As the Nov. 6 elections rapidly approach, Americans face a choice. Before they mark a ballot, picking one candidate over another, they face the question of whether they will vote at all.
College students often answer no, said Frank Niles, associate professor of political science. Statistics show that college students historically vote at lower levels than married adults who have families. Students frequently deal with challenges which can prevent them from voting, such as instability in where they live.
Students can struggle to see how policy issues will affect them down the line, Niles said. The debate about Medicare is a current example. Any changes made now will strongly impact the college-age generation, but students do not tend to think about Medicare at that age.
“They also have a lot of other things on their plate to sort through,” Niles said. “Students tend not to be in the habit of voting, since they have only recently gained eligibility. They typically put off voting until later in life.”
Even when young people decide to vote, they often encounter a higher level of hassle since they are typically unable to vote at home on Election Day or during early voting. Students frequently ask Niles how to go about getting an absentee ballot, he said.
Before they can do so, students must also register to vote. While states set their own deadlines and requirements, voters typically must register at least 30 days before the election. The League of Women Voters provides individualized information and links to mail-in voter registration forms on its election website, www.vote411.org/state_guide?state_id=(insert state name here).
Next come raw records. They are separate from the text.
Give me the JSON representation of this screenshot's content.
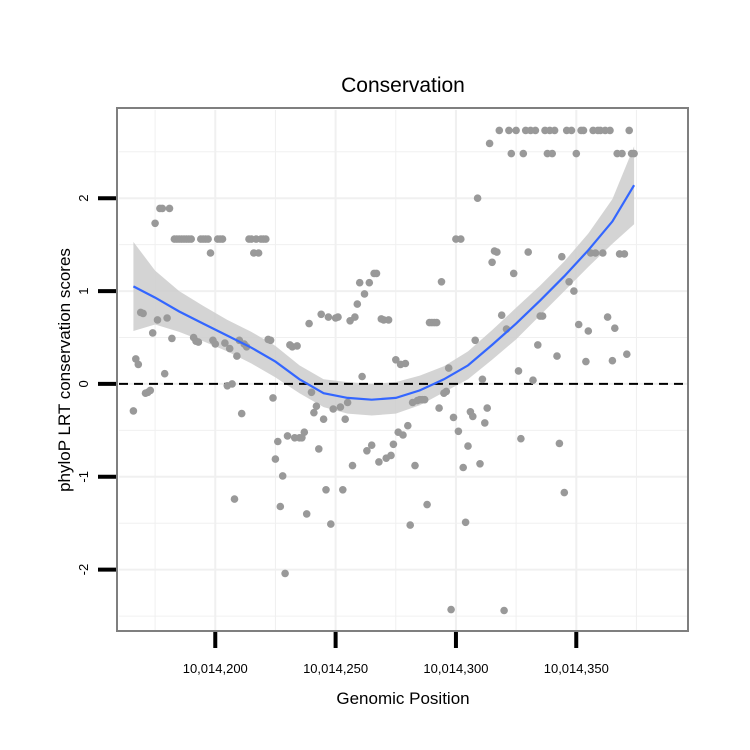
{
  "chart_data": {
    "type": "scatter",
    "title": "Conservation",
    "xlabel": "Genomic Position",
    "ylabel": "phyloP LRT conservation scores",
    "xlim": [
      10014160,
      10014396
    ],
    "ylim": [
      -2.65,
      2.95
    ],
    "x_ticks": [
      10014200,
      10014250,
      10014300,
      10014350
    ],
    "x_tick_labels": [
      "10,014,200",
      "10,014,250",
      "10,014,300",
      "10,014,350"
    ],
    "y_ticks": [
      -2,
      -1,
      0,
      1,
      2
    ],
    "y_tick_labels": [
      "-2",
      "-1",
      "0",
      "1",
      "2"
    ],
    "grid": true,
    "reference_line": {
      "y": 0,
      "style": "dashed"
    },
    "colors": {
      "points": "#999999",
      "smooth_line": "#3366FF",
      "confidence_band": "#cccccc",
      "panel_background": "#ffffff",
      "grid": "#f0f0f0",
      "frame": "#7f7f7f"
    },
    "series": [
      {
        "name": "phyloP scores",
        "kind": "points",
        "points": [
          [
            10014166,
            -0.29
          ],
          [
            10014167,
            0.27
          ],
          [
            10014168,
            0.21
          ],
          [
            10014169,
            0.77
          ],
          [
            10014170,
            0.76
          ],
          [
            10014171,
            -0.1
          ],
          [
            10014172,
            -0.09
          ],
          [
            10014173,
            -0.07
          ],
          [
            10014174,
            0.55
          ],
          [
            10014175,
            1.73
          ],
          [
            10014176,
            0.69
          ],
          [
            10014177,
            1.89
          ],
          [
            10014178,
            1.89
          ],
          [
            10014179,
            0.11
          ],
          [
            10014180,
            0.71
          ],
          [
            10014181,
            1.89
          ],
          [
            10014182,
            0.49
          ],
          [
            10014183,
            1.56
          ],
          [
            10014184,
            1.56
          ],
          [
            10014185,
            1.56
          ],
          [
            10014186,
            1.56
          ],
          [
            10014187,
            1.56
          ],
          [
            10014188,
            1.56
          ],
          [
            10014189,
            1.56
          ],
          [
            10014190,
            1.56
          ],
          [
            10014191,
            0.5
          ],
          [
            10014192,
            0.46
          ],
          [
            10014193,
            0.45
          ],
          [
            10014194,
            1.56
          ],
          [
            10014195,
            1.56
          ],
          [
            10014196,
            1.56
          ],
          [
            10014197,
            1.56
          ],
          [
            10014198,
            1.41
          ],
          [
            10014199,
            0.47
          ],
          [
            10014200,
            0.43
          ],
          [
            10014201,
            1.56
          ],
          [
            10014202,
            1.56
          ],
          [
            10014203,
            1.56
          ],
          [
            10014204,
            0.44
          ],
          [
            10014205,
            -0.02
          ],
          [
            10014206,
            0.38
          ],
          [
            10014207,
            0.0
          ],
          [
            10014208,
            -1.24
          ],
          [
            10014209,
            0.3
          ],
          [
            10014210,
            0.47
          ],
          [
            10014211,
            -0.32
          ],
          [
            10014212,
            0.43
          ],
          [
            10014213,
            0.4
          ],
          [
            10014214,
            1.56
          ],
          [
            10014215,
            1.56
          ],
          [
            10014216,
            1.41
          ],
          [
            10014217,
            1.56
          ],
          [
            10014218,
            1.41
          ],
          [
            10014219,
            1.56
          ],
          [
            10014220,
            1.56
          ],
          [
            10014221,
            1.56
          ],
          [
            10014222,
            0.48
          ],
          [
            10014223,
            0.47
          ],
          [
            10014224,
            -0.15
          ],
          [
            10014225,
            -0.81
          ],
          [
            10014226,
            -0.62
          ],
          [
            10014227,
            -1.32
          ],
          [
            10014228,
            -0.99
          ],
          [
            10014229,
            -2.04
          ],
          [
            10014230,
            -0.56
          ],
          [
            10014231,
            0.42
          ],
          [
            10014232,
            0.4
          ],
          [
            10014233,
            -0.58
          ],
          [
            10014234,
            0.41
          ],
          [
            10014235,
            -0.58
          ],
          [
            10014236,
            -0.58
          ],
          [
            10014237,
            -0.52
          ],
          [
            10014238,
            -1.4
          ],
          [
            10014239,
            0.65
          ],
          [
            10014240,
            -0.09
          ],
          [
            10014241,
            -0.31
          ],
          [
            10014242,
            -0.24
          ],
          [
            10014243,
            -0.7
          ],
          [
            10014244,
            0.75
          ],
          [
            10014245,
            -0.38
          ],
          [
            10014246,
            -1.14
          ],
          [
            10014247,
            0.72
          ],
          [
            10014248,
            -1.51
          ],
          [
            10014249,
            -0.27
          ],
          [
            10014250,
            0.71
          ],
          [
            10014251,
            0.72
          ],
          [
            10014252,
            -0.25
          ],
          [
            10014253,
            -1.14
          ],
          [
            10014254,
            -0.38
          ],
          [
            10014255,
            -0.2
          ],
          [
            10014256,
            0.68
          ],
          [
            10014257,
            -0.88
          ],
          [
            10014258,
            0.72
          ],
          [
            10014259,
            0.86
          ],
          [
            10014260,
            1.09
          ],
          [
            10014261,
            0.08
          ],
          [
            10014262,
            0.97
          ],
          [
            10014263,
            -0.72
          ],
          [
            10014264,
            1.09
          ],
          [
            10014265,
            -0.66
          ],
          [
            10014266,
            1.19
          ],
          [
            10014267,
            1.19
          ],
          [
            10014268,
            -0.84
          ],
          [
            10014269,
            0.7
          ],
          [
            10014270,
            0.69
          ],
          [
            10014271,
            -0.8
          ],
          [
            10014272,
            0.69
          ],
          [
            10014273,
            -0.77
          ],
          [
            10014274,
            -0.65
          ],
          [
            10014275,
            0.26
          ],
          [
            10014276,
            -0.52
          ],
          [
            10014277,
            0.21
          ],
          [
            10014278,
            -0.55
          ],
          [
            10014279,
            0.22
          ],
          [
            10014280,
            -0.45
          ],
          [
            10014281,
            -1.52
          ],
          [
            10014282,
            -0.2
          ],
          [
            10014283,
            -0.88
          ],
          [
            10014284,
            -0.18
          ],
          [
            10014285,
            -0.17
          ],
          [
            10014286,
            -0.17
          ],
          [
            10014287,
            -0.17
          ],
          [
            10014288,
            -1.3
          ],
          [
            10014289,
            0.66
          ],
          [
            10014290,
            0.66
          ],
          [
            10014291,
            0.66
          ],
          [
            10014292,
            0.66
          ],
          [
            10014293,
            -0.26
          ],
          [
            10014294,
            1.1
          ],
          [
            10014295,
            -0.1
          ],
          [
            10014296,
            -0.08
          ],
          [
            10014297,
            0.17
          ],
          [
            10014298,
            -2.43
          ],
          [
            10014299,
            -0.36
          ],
          [
            10014300,
            1.56
          ],
          [
            10014301,
            -0.51
          ],
          [
            10014302,
            1.56
          ],
          [
            10014303,
            -0.9
          ],
          [
            10014304,
            -1.49
          ],
          [
            10014305,
            -0.67
          ],
          [
            10014306,
            -0.3
          ],
          [
            10014307,
            -0.35
          ],
          [
            10014308,
            0.47
          ],
          [
            10014309,
            2.0
          ],
          [
            10014310,
            -0.86
          ],
          [
            10014311,
            0.05
          ],
          [
            10014312,
            -0.42
          ],
          [
            10014313,
            -0.26
          ],
          [
            10014314,
            2.59
          ],
          [
            10014315,
            1.31
          ],
          [
            10014316,
            1.43
          ],
          [
            10014317,
            1.42
          ],
          [
            10014318,
            2.73
          ],
          [
            10014319,
            0.74
          ],
          [
            10014320,
            -2.44
          ],
          [
            10014321,
            0.59
          ],
          [
            10014322,
            2.73
          ],
          [
            10014323,
            2.48
          ],
          [
            10014324,
            1.19
          ],
          [
            10014325,
            2.73
          ],
          [
            10014326,
            0.14
          ],
          [
            10014327,
            -0.59
          ],
          [
            10014328,
            2.48
          ],
          [
            10014329,
            2.73
          ],
          [
            10014330,
            1.42
          ],
          [
            10014331,
            2.73
          ],
          [
            10014332,
            0.04
          ],
          [
            10014333,
            2.73
          ],
          [
            10014334,
            0.42
          ],
          [
            10014335,
            0.73
          ],
          [
            10014336,
            0.73
          ],
          [
            10014337,
            2.73
          ],
          [
            10014338,
            2.48
          ],
          [
            10014339,
            2.73
          ],
          [
            10014340,
            2.48
          ],
          [
            10014341,
            2.73
          ],
          [
            10014342,
            0.3
          ],
          [
            10014343,
            -0.64
          ],
          [
            10014344,
            1.37
          ],
          [
            10014345,
            -1.17
          ],
          [
            10014346,
            2.73
          ],
          [
            10014347,
            1.1
          ],
          [
            10014348,
            2.73
          ],
          [
            10014349,
            1.0
          ],
          [
            10014350,
            2.48
          ],
          [
            10014351,
            0.64
          ],
          [
            10014352,
            2.73
          ],
          [
            10014353,
            2.73
          ],
          [
            10014354,
            0.24
          ],
          [
            10014355,
            0.57
          ],
          [
            10014356,
            1.41
          ],
          [
            10014357,
            2.73
          ],
          [
            10014358,
            1.41
          ],
          [
            10014359,
            2.73
          ],
          [
            10014360,
            2.73
          ],
          [
            10014361,
            1.41
          ],
          [
            10014362,
            2.73
          ],
          [
            10014363,
            0.72
          ],
          [
            10014364,
            2.73
          ],
          [
            10014365,
            0.25
          ],
          [
            10014366,
            0.6
          ],
          [
            10014367,
            2.48
          ],
          [
            10014368,
            1.4
          ],
          [
            10014369,
            2.48
          ],
          [
            10014370,
            1.4
          ],
          [
            10014371,
            0.32
          ],
          [
            10014372,
            2.73
          ],
          [
            10014373,
            2.48
          ],
          [
            10014374,
            2.48
          ]
        ]
      },
      {
        "name": "loess smooth",
        "kind": "line",
        "x": [
          10014166,
          10014175,
          10014185,
          10014195,
          10014205,
          10014215,
          10014225,
          10014235,
          10014245,
          10014255,
          10014265,
          10014275,
          10014285,
          10014295,
          10014305,
          10014315,
          10014325,
          10014335,
          10014345,
          10014355,
          10014365,
          10014374
        ],
        "y": [
          1.05,
          0.93,
          0.78,
          0.65,
          0.52,
          0.39,
          0.24,
          0.05,
          -0.1,
          -0.15,
          -0.17,
          -0.15,
          -0.07,
          0.05,
          0.2,
          0.42,
          0.65,
          0.9,
          1.16,
          1.44,
          1.75,
          2.14
        ],
        "ci_lower": [
          0.57,
          0.64,
          0.56,
          0.46,
          0.35,
          0.22,
          0.07,
          -0.1,
          -0.25,
          -0.32,
          -0.34,
          -0.32,
          -0.23,
          -0.09,
          0.05,
          0.26,
          0.48,
          0.74,
          1.0,
          1.26,
          1.51,
          1.72
        ],
        "ci_upper": [
          1.53,
          1.22,
          1.0,
          0.84,
          0.69,
          0.56,
          0.41,
          0.2,
          0.05,
          0.02,
          0.0,
          0.02,
          0.09,
          0.19,
          0.35,
          0.58,
          0.82,
          1.06,
          1.32,
          1.62,
          1.99,
          2.56
        ]
      }
    ]
  }
}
The same website also helps voters know how to request an absentee ballot from their state, which they can complete and mail back. Most states’ deadlines for absentee ballot applications are a week before the election. However, most states also require that the voter’s completed ballot be received by Election Day, which probably takes a total of about three weeks.
Senior Matt Christensen voted in the last presidential election and already requested his absentee ballot for this year.
“Voting is a great privilege that too many Americans take for granted,” he said. “People in Iraq, Afghanistan and Egypt know what it’s like not to have that chance.”
People should not complain about what the government does if they did not take advantage of their right to vote, he added.
Freshman Megan Gabbert plans to vote for the first time this November, since this is the first election she will be eligible for. She will go back home to Tulsa, Okla. to vote, she said.
“Voting is important because we are called to be proactive in what we believe,” she said. “Sometimes we may have to go with the lesser of two evils if we don’t agree with either candidate, but we should not just avoid being involved.”